P03. Ritual Performance

Suzy Lake, “A Genuine Simulation of…” (1973-74)

Required Reading:
“Updated: Matthew Barney, The Cremaster and the Markers of an Invisible Masculinity” by Xavier Lopez Jr.

Why we’re doing this:
A ritual is a series of actions or type of behavior regularly and invariably followed by someone. There are a variety of rituals, both public and private, but repetition is central to all of them. The rituals we are most familiar with might include birthdays, holidays, religious ceremonies, elections, and even possibly news cycles.

An example of art utilizing ritual is Marina Abramovic’s violent performance, “Rhythm 10” (1973), which involves repeatedly striking knives between her fingers, recording the process with an audio recorder, and then repeating the performance in time with the audio recorder.

Viennese Actionism, such as Hermann Nitsch in “6-Day Play” (1998), is an extreme example of ritual where performers subject their bodies to mutilation and sadomasochistic acts.

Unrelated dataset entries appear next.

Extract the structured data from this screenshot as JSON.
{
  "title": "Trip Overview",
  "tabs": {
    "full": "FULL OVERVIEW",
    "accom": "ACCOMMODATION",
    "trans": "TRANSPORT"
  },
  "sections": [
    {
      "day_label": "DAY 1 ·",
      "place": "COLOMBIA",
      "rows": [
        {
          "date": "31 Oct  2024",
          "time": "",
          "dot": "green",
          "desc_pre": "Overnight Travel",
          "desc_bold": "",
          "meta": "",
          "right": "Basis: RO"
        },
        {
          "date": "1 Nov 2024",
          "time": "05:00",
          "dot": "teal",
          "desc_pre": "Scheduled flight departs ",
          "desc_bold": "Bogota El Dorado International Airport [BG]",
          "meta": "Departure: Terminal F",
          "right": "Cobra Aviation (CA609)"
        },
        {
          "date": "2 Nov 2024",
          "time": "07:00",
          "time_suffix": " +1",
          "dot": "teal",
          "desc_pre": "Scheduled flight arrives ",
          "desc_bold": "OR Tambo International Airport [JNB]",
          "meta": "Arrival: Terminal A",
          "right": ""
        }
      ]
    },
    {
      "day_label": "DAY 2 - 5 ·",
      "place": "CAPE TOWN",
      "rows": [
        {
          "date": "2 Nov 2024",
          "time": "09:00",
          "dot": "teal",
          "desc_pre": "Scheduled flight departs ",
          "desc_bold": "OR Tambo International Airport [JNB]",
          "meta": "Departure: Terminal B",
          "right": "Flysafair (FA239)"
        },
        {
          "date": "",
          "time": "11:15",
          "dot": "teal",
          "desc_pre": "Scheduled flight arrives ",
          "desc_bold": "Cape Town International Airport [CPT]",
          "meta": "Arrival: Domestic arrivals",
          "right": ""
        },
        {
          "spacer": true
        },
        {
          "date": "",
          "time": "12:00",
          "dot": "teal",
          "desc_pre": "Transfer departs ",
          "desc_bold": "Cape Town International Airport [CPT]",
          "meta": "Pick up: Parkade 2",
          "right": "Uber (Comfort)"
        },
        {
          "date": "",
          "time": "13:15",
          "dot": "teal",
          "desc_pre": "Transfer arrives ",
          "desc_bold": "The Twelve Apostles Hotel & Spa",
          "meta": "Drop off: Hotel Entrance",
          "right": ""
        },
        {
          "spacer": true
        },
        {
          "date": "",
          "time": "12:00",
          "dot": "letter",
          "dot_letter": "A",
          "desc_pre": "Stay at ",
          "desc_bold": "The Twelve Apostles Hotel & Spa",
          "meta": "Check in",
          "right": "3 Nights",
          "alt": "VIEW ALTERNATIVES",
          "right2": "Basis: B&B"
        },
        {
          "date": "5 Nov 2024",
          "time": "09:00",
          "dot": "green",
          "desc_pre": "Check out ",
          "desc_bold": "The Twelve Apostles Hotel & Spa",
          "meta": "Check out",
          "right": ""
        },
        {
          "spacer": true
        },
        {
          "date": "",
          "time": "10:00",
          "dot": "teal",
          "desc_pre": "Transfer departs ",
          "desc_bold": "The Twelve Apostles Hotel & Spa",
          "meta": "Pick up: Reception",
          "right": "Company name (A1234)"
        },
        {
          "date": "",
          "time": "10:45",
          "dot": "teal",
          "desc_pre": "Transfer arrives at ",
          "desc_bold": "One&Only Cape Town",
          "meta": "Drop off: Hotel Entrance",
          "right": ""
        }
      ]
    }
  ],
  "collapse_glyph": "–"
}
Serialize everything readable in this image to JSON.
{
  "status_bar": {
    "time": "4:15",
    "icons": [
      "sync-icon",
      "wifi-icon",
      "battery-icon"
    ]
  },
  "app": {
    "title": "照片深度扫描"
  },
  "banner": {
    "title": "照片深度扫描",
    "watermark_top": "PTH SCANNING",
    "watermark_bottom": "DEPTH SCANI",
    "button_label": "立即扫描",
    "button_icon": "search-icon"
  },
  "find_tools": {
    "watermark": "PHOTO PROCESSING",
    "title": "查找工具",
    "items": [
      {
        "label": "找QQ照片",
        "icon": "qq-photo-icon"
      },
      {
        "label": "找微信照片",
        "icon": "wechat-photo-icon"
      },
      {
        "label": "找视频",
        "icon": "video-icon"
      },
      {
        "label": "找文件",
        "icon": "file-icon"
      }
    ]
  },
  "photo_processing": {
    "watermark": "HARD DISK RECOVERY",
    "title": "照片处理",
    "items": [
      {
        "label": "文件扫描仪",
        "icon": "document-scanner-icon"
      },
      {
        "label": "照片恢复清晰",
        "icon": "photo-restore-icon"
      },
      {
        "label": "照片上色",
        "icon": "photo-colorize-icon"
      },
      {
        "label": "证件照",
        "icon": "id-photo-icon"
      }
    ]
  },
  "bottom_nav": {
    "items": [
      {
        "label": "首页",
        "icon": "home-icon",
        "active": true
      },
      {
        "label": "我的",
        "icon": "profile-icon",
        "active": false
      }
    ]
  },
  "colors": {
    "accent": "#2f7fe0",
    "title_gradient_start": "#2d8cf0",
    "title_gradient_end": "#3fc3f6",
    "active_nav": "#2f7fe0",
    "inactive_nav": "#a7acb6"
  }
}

Another example is Suzy Lake’s “A Genuine Simulation of…” (1973-74) [pictured above] which consists of a series of performative photographs of the artist in which she has applied varying amounts of makeup. The work questions the rituals of femininity and the representation oneself. Each of these examples engages with questions of gender: How does gender relate to violence, what specific rituals relate to different genders, and how does repetition play a role in defining gender?


Think about the role of repetition and gender in rituals. Create your own ritual. What is the motivation behind your ritual? Think about historical rituals, religious rituals, celebratory rituals, and artistic rituals. In your ritual, is repetition used in an expressive or utilitarian way? This performance asks you to take up these questions as you consider ritual and gender. Be prepared to discuss these ideas in your artist statement and critique.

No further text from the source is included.